The Wrong Card

The server had been crashing for weeks. Sense key errors filling the logs. mpt3sas driver events firing every five minutes. Error codes that looked serious because error codes always look serious when a system is unstable.

We investigated. Some findings were real. Some turned out to be nothing. This is the post about which was which — and about the conclusion we reached at the end of it.


The Errors Were Benign

The first batch — the ones filling the syslog on a five-minute cycle — meant nothing.

Sense Key 0x1 / ASC=0x1c ASCQ=0x0. "Defect List Not Found." Four SAS SSDs, each responding with the same message every few minutes. The pattern looked like a polling loop gone wrong. The codes sounded serious.

They weren't.

The HBA firmware sends READ DEFECT DATA commands to every drive on the bus as standard SAS maintenance — it's asking each drive to report its internal defect list. The Toshiba SAS SSDs respond that they don't maintain one. The kernel logs it as a sense key event. The whole exchange is correct behaviour at the protocol level.

This also wasn't the right SMART configuration. Unraid was set to query the SSDs using ATA attribute polling — the kind designed for spinning rust. SAS SSDs don't speak that way. Changing the controller type to -d scsi for the SSDs and -d sat for the SATA drives behind the expander stopped the mismatched queries. The sense key events continued regardless, because those come from the HBA firmware, not from SMART polling.

Two separate things that looked connected. They weren't.


Running at Half Width

lspci shows the PCIe link state for every device in the system.

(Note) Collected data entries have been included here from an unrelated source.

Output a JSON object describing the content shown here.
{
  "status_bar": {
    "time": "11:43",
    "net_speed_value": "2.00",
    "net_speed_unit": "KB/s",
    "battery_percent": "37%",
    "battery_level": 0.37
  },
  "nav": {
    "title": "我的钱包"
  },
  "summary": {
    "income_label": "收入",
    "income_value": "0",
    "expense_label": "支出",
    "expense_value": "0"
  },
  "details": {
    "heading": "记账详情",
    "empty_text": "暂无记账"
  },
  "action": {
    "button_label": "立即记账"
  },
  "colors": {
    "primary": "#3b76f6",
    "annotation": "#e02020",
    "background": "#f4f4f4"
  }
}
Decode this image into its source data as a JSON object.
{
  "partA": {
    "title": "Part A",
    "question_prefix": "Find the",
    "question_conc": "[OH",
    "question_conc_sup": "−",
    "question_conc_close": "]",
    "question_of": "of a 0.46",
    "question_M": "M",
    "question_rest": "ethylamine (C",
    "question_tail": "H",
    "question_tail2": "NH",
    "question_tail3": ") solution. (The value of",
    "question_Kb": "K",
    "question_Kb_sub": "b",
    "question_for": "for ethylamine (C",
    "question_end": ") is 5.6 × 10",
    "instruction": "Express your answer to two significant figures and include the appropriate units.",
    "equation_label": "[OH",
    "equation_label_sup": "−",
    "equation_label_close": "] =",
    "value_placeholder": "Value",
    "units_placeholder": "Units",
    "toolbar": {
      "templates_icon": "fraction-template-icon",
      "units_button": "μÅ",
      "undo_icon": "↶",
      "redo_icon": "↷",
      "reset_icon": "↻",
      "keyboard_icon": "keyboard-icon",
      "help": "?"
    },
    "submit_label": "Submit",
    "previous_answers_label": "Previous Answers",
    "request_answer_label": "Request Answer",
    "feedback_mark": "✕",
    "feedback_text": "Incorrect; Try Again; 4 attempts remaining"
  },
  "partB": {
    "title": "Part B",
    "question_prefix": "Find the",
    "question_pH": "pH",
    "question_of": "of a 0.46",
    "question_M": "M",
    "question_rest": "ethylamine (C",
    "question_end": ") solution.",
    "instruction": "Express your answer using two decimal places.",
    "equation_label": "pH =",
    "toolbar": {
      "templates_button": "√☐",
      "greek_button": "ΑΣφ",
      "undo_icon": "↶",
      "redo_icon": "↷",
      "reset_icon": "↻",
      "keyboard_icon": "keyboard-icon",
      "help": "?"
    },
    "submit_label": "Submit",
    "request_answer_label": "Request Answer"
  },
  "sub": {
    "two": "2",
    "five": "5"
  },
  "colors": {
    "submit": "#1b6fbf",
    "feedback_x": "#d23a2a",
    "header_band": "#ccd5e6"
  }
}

The line that mattered:

LnkCap:  Speed 8GT/s, Width x8
LnkSta:  Speed 8GT/s, Width x4 (downgraded)

The card is rated for x8. Eight lanes of PCIe 3.0. It has been running at four.

Linux flags this as (downgraded) — the link negotiated below the device's rated capability. The card is running, but not as designed. Whether this caused any of the crashes is unclear — plenty of systems run x8 cards in x4 slots without instability, and the bandwidth available at x4 is more than enough for spinning rust. But it means the card has never been operating to spec on this machine.

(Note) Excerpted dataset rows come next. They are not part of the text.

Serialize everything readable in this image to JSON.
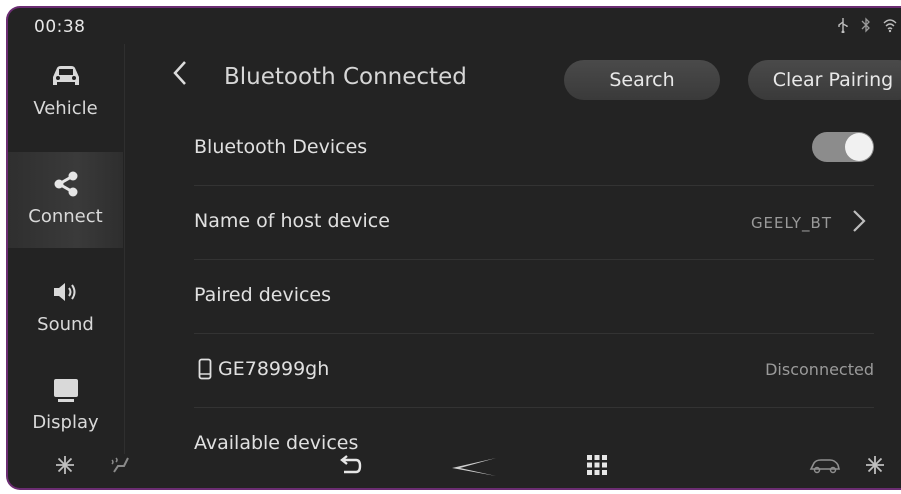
{
  "status": {
    "time": "00:38",
    "icons": [
      "usb-icon",
      "bluetooth-icon",
      "wifi-icon"
    ]
  },
  "sidebar": {
    "items": [
      {
        "label": "Vehicle",
        "icon": "car-icon"
      },
      {
        "label": "Connect",
        "icon": "share-icon",
        "active": true
      },
      {
        "label": "Sound",
        "icon": "speaker-icon"
      },
      {
        "label": "Display",
        "icon": "monitor-icon"
      }
    ]
  },
  "header": {
    "title": "Bluetooth Connected",
    "search_label": "Search",
    "clear_label": "Clear Pairing"
  },
  "rows": {
    "bt_devices_label": "Bluetooth Devices",
    "bt_enabled": true,
    "host_label": "Name of host device",
    "host_value": "GEELY_BT",
    "paired_label": "Paired devices",
    "device_name": "GE78999gh",
    "device_status": "Disconnected",
    "available_label": "Available devices"
  },
  "bottombar": {
    "icons": [
      "fan-left-icon",
      "seat-heat-icon",
      "back-icon",
      "home-logo-icon",
      "apps-grid-icon",
      "car-climate-icon",
      "fan-right-icon"
    ]
  },
  "colors": {
    "background": "#232323",
    "button": "#444444",
    "toggle_on": "#8c8c8c"
  }
}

The reason is simple: no x8 slot is free without moving the GPU. The remaining slots are x4. The card went in where it fit.


The Right Tool for the Wrong Job

This is where the investigation shifted from "what's wrong" to "what's wrong with having this card at all."

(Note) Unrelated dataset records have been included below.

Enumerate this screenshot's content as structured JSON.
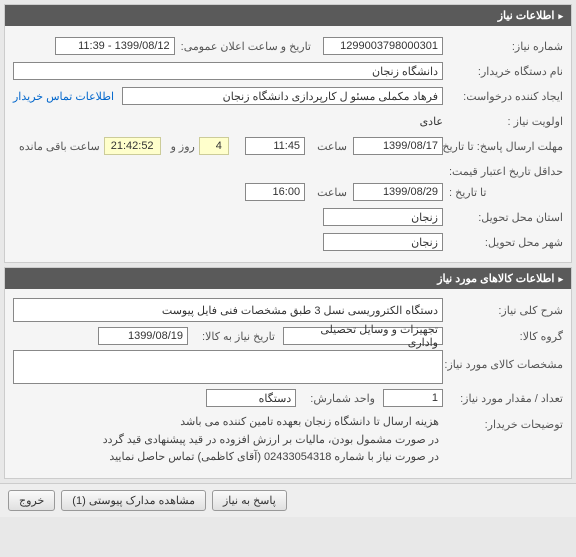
{
  "panels": {
    "need_info_header": "اطلاعات نیاز",
    "goods_info_header": "اطلاعات کالاهای مورد نیاز"
  },
  "labels": {
    "need_number": "شماره نیاز:",
    "announce_datetime": "تاریخ و ساعت اعلان عمومی:",
    "buyer_org": "نام دستگاه خریدار:",
    "request_creator": "ایجاد کننده درخواست:",
    "need_priority": "اولویت نیاز :",
    "response_deadline": "مهلت ارسال پاسخ:  تا تاریخ :",
    "time": "ساعت",
    "day_and": "روز و",
    "remaining": "ساعت باقی مانده",
    "min_validity": "حداقل تاریخ اعتبار قیمت:",
    "until_date": "تا تاریخ :",
    "delivery_province": "استان محل تحویل:",
    "delivery_city": "شهر محل تحویل:",
    "general_desc": "شرح کلی نیاز:",
    "goods_group": "گروه کالا:",
    "need_date_to_goods": "تاریخ نیاز به کالا:",
    "goods_specs": "مشخصات کالای مورد نیاز:",
    "qty_needed": "تعداد / مقدار مورد نیاز:",
    "count_unit": "واحد شمارش:",
    "buyer_notes": "توضیحات خریدار:"
  },
  "values": {
    "need_number": "1299003798000301",
    "announce_datetime": "1399/08/12 - 11:39",
    "buyer_org": "دانشگاه زنجان",
    "request_creator": "فرهاد مکملی مسئو ل کارپردازی دانشگاه زنجان",
    "need_priority": "عادی",
    "deadline_date": "1399/08/17",
    "deadline_time": "11:45",
    "days_remaining": "4",
    "time_remaining": "21:42:52",
    "validity_date": "1399/08/29",
    "validity_time": "16:00",
    "delivery_province": "زنجان",
    "delivery_city": "زنجان",
    "general_desc": "دستگاه الکتروریسی نسل 3 طبق مشخصات فنی فایل پیوست",
    "goods_group": "تجهیزات و وسایل تحصیلی واداری",
    "need_date_to_goods": "1399/08/19",
    "goods_specs": "",
    "qty": "1",
    "unit": "دستگاه",
    "buyer_notes_l1": "هزینه ارسال تا دانشگاه زنجان بعهده تامین کننده می باشد",
    "buyer_notes_l2": "در صورت مشمول بودن، مالیات بر ارزش افزوده در قید پیشنهادی قید گردد",
    "buyer_notes_l3": "در صورت نیاز با شماره 02433054318 (آقای کاظمی) تماس حاصل نمایید"
  },
  "links": {
    "buyer_contact": "اطلاعات تماس خریدار"
  },
  "buttons": {
    "respond": "پاسخ به نیاز",
    "attachments": "مشاهده مدارک پیوستی (1)",
    "exit": "خروج"
  }
}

The Broadcom 9400-16i is tri-mode: it can connect SAS drives, SATA drives, and NVMe drives from a single controller. This matters in environments where all three storage tiers share one card — enterprise density shelves, high-throughput systems, mixed-media storage pools.

On this server: SAS SSDs and SATA hard drives. No NVMe. No plans for NVMe. The tri-mode capability has been unused since the card was installed.

The 9400 is also a first-generation product. Broadcom's first tri-mode HBA. The firmware has documented stability issues that were fixed in later revisions. The driver has instability reports across multiple Linux distributions and kernel versions. Users who needed the NVMe support found it worthwhile. Users who didn't found they'd bought complexity they couldn't use and inherited instability they didn't expect.

The 9305-16i is the previous generation: SAS and SATA, no NVMe. Same port count. Same connectors. Same physical footprint. A chip architecture with more production history and fewer instability reports. It is, by several accounts, boring in the specific way that storage controllers should be boring.


The Decision

A 9305-16i has been ordered.

Not because the 9400 is definitively responsible for the crashes — the root cause remains unconfirmed. Not because the x4 bandwidth is provably a problem — it probably isn't for this workload. The decision came from a simpler question: is this the right card for what this server actually does?

It isn't. It solves a problem that doesn't exist here, with a reputation for problems that do exist here, running below its rated spec in a slot that can't give it what it needs.

The replacement addresses a different question from the investigation. The investigation asked: why is this crashing? We found partial answers. The replacement asks: is this hardware appropriate for this role? The answer is no, and that's reason enough.

The 9305 will go in the same slot. It will also negotiate x4. The difference is that the 9305's track record in that configuration is considerably quieter.

Sometimes the right fix is not a root cause. It's a better choice.